Dominio público

Navidades 'thatcherianas'

Pablo Batalla Cueto

Periodista

En uno de los dos bares de un pueblo de cuarenta habitantes de una olvidada comarca de la porción leonesa de la España vaciada, un cartel de la asociación de vecinos; el anuncio de un viaje organizado. Destino, el Vigo de Abel Caballero: se convoca a los paisanos a asistir a la inauguración de sus ya celebérrimas luces de Navidad. Por inconcebible que a algunos nos parezca, estas se han convertido en un fenómeno de masas; en la meca de un peregrinaje.

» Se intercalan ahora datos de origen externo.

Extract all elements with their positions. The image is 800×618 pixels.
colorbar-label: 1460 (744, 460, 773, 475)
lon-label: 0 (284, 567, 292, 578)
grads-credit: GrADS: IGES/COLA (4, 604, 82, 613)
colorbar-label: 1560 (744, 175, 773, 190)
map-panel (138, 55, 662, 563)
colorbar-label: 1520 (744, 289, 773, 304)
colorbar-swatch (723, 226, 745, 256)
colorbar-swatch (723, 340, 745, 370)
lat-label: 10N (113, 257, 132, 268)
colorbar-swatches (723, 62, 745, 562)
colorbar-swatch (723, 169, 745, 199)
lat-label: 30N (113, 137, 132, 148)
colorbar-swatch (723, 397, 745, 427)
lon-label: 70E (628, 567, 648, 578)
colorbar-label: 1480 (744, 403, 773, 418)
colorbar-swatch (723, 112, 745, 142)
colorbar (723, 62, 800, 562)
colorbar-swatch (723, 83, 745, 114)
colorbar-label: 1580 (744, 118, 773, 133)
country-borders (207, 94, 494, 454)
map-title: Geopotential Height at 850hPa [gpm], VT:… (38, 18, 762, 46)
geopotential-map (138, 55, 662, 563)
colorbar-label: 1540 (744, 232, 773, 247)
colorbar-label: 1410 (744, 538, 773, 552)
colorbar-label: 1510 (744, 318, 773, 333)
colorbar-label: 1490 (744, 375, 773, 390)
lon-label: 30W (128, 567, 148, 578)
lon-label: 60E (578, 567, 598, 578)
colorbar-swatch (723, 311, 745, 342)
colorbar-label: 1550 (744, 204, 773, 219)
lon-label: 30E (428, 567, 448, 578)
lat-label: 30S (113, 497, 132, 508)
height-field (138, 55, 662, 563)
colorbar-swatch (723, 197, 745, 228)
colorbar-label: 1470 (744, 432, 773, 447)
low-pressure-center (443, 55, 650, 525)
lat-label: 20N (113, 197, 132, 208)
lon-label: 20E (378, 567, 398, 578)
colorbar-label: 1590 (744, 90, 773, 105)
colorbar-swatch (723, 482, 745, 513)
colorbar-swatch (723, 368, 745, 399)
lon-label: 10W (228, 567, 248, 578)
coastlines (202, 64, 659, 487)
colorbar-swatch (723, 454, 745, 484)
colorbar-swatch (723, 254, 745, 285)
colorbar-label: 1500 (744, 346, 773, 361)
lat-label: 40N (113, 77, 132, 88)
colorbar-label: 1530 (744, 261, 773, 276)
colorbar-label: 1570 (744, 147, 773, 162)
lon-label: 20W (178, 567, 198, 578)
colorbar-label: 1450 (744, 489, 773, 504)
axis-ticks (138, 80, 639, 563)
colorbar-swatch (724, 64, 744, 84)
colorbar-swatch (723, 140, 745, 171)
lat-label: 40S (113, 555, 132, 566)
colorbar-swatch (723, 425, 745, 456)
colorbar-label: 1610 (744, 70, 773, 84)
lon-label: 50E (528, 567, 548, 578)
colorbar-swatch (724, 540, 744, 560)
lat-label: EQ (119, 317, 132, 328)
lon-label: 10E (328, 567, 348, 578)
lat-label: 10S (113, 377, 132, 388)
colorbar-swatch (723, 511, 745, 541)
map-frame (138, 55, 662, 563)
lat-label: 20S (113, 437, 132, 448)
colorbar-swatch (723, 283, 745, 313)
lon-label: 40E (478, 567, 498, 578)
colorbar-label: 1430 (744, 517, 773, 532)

La Navidad goza de muy buena salud en un momento en que, sin embargo, la religión que creó la fiesta ve acelerarse su decadencia. Podrían darse estadísticas españolas, pero tal vez sean más elocuentes las polacas: en ese país de catolicismo más acendrado que ninguno, donde el papa vernáculo Juan Pablo II fue llorado masivamente, las cosas no son halagüeñas para la Iglesia desde el fallecimiento del pontífice. Un reciente estudio arrojaba algunos datos sobre la religiosidad de la juventud: si a principios de los noventa el porcentaje de practicantes ascendía al 70%, hoy no alcanza el 25%. El del conjunto de la sociedad es el 43%. Otro dato: en 2010, el porcentaje de estudiantes de secundaria que escogían la optativa de religión era el 93%. En 2016 ya había descendido al 75%; en 2018, al 70%; y en 2022 ha sido del 54%. Pero no decae la celebración de la Navidad, intensificada y extendida: las luces de Vigo comienzan a prepararse ya en verano.

La Navidad surgió en tiempos como una refacción cristiana de festejos paganos previos, principalmente el Sol Invicto y las Saturnalia. Y hoy vuelve a ocurrir lo mismo. Decae una religión pero sus fiestas sobreviven, reaprovechadas por credos nuevos que saben que se prospera más rápidamente diciéndole a la gente que siga acudiendo a los mismos santuarios, rezando a las mismas horas, santificando los mismos días, cambiando, simplemente, el nombre de sus deidades; a la diosa Deva de las aguas por la Virgen María, al dios Tutatis o el dios Belenos por Cristo Salvador. El dios adorado hoy en los altares de la Natividad es el consumo, el gasto, la hostelería, el flujo caudaloso del capital. Y las figuras de luz que se componen en nuestras ciudades ya no son pesebres de Belén, sino regalos con lazo, muñecos de nieve, formas geométricas, con los proveedores de presentes (cada vez más Papá Noel, cada vez menos los Reyes Magos) como únicas representaciones antropomórficas. La Navidad neoliberal nos incita, no ya al rezo ni a la esperanza, sino al gasto y la celebración atolondrada de lo existente. Y enaltece, en anuncios lacrimógenos de televisión, la familia, los valores familiares, pero esto no es un contrasentido. En contra de lo que denuncian fascistas y rojipardos (o sea, fascistas y fascistas), el neoliberalismo no es enemigo de la institución familiar; no quiere acabar con ella. La célebre ocasión en que Margaret Thatcher dijo que no existía la sociedad, dijo que lo que había, y eso era todo, era individuos y familias. Hayek señalaba y apreciaba su carácter adaptativo a la evolución del mercado y su capacidad pedagógica y disciplinaria. Familias que ahorran y se endeudan, que son un pequeño Estado del bienestar privado, que ahorran al Estado la misión de serlo a su vez, que insuflan a sus hijos la fascinación por las mercancías, que de una noche a otra hacen mágica aparición en torno al árbol. El libertario Rothbard (referente intelectual de Javier Milei) llegaba a defender, entre bromas y veras, el derecho de los padres a matar a sus hijos y señalaba que no había que confundir la autoridad estatal (mala) con una autoridad social absolutamente necesaria como contrapeso de la primera, conformada por iglesias, familias, empresas, etcétera.

El neoliberalismo no es antifamiliar, sino faminazi. Y es totalitario; una religión pública sin espacios laicos en los que librarse de su presencia: que se lo digan, si no, a los desesperados vecinos del centro de Toledo, que denuncian estos días el regreso de un espectáculo navideño de luz y sonido, con un bucle interminable de villancicos, que les han plantado al lado de casa, y que el año pasado ya les procuró "más de cuarenta días de sufrimiento". En Vigo también se quejan. Pero mientras se haga caja con los turistas, no habrá piedad para los locales.